La présidente de la Commission européenne, Ursula von der Leyen, a critiqué le projet du président américain Donald Trump d'imposer des droits de douane sur les marchandises provenant de plusieurs pays européens, remettant en question sa fiabilité et soulignant l'importance des accords entre alliés. S'exprimant lors du Forum économique mondial à Davos, en Suisse, mardi, Mme von der Leyen a réagi à l'annonce par M. Trump d'une taxe d'importation de 10 % sur les marchandises provenant de huit pays européens soutenant le Danemark, suite aux suggestions de M. Trump selon lesquelles les États-Unis devraient acquérir le Groenland.

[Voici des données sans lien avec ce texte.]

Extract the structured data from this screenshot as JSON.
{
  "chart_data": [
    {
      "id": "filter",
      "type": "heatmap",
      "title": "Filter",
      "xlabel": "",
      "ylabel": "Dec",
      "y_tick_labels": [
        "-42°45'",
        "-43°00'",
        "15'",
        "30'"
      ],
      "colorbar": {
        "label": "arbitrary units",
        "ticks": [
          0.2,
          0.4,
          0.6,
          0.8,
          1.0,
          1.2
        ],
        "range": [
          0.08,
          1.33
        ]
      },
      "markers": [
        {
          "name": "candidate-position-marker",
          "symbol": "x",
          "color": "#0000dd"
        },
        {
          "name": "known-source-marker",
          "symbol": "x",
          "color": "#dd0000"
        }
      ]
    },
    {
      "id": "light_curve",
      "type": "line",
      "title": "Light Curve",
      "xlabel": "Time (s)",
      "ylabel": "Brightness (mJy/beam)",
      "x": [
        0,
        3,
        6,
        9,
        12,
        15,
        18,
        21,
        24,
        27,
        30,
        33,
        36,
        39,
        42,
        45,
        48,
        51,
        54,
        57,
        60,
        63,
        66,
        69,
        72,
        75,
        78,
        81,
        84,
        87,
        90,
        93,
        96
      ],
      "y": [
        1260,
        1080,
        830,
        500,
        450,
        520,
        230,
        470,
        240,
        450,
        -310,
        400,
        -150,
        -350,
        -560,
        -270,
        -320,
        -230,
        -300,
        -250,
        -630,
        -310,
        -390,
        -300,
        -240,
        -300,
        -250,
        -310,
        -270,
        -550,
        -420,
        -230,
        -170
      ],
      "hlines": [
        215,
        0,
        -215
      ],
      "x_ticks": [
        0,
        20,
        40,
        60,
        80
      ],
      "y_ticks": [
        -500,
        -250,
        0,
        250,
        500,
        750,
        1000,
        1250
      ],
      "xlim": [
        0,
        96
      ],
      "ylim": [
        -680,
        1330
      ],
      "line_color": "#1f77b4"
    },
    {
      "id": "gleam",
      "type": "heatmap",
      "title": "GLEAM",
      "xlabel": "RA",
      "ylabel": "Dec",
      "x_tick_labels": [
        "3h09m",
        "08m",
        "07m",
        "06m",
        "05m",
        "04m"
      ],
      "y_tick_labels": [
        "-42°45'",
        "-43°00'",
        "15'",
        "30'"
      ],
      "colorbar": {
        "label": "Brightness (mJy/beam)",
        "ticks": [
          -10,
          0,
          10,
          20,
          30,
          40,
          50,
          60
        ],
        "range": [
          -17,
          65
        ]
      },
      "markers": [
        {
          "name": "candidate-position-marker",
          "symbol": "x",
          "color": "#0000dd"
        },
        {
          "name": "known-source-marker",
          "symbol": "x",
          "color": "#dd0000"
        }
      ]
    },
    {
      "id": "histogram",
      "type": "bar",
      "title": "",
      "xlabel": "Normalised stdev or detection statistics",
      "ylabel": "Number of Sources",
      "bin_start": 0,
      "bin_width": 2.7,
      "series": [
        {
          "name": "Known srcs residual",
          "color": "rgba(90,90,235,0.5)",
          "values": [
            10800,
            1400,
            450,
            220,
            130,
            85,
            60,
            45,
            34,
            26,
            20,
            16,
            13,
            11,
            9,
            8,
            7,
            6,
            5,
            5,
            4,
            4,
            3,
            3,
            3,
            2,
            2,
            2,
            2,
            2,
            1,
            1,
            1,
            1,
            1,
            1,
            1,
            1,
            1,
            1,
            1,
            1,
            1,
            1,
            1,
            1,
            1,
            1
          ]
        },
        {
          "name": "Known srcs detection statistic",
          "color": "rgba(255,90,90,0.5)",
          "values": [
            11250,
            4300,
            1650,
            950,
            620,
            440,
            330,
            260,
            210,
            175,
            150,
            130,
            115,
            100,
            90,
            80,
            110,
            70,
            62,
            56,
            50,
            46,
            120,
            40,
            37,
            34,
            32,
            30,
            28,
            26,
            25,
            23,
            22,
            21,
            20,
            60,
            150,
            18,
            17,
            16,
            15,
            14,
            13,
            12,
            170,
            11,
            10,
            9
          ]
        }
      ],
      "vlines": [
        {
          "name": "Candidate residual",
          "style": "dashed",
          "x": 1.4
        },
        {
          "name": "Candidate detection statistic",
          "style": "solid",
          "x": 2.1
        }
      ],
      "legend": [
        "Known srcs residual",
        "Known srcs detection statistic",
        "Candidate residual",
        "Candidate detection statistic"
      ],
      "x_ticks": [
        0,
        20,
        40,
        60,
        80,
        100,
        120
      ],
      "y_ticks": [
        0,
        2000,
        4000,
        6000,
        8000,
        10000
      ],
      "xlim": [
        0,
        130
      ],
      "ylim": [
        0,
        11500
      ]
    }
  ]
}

Mme von der Leyen a déclaré que l'Union européenne et les États-Unis avaient conclu un accord commercial en juillet dernier. "Et en politique comme en affaires, un accord est un accord. Et quand des amis se serrent la main, cela doit signifier quelque chose", a-t-elle déclaré, soulignant l'importance de la confiance et de la fiabilité dans les relations internationales. Elle a en outre souligné l'alliance entre les États-Unis et l'UE, déclarant : "Nous considérons le peuple des États-Unis non seulement comme nos alliés, mais aussi comme nos amis. Et nous plonger dans une spirale descendante ne ferait qu'aider les adversaires mêmes que nous sommes tous deux si déterminés à tenir à l'écart du paysage stratégique."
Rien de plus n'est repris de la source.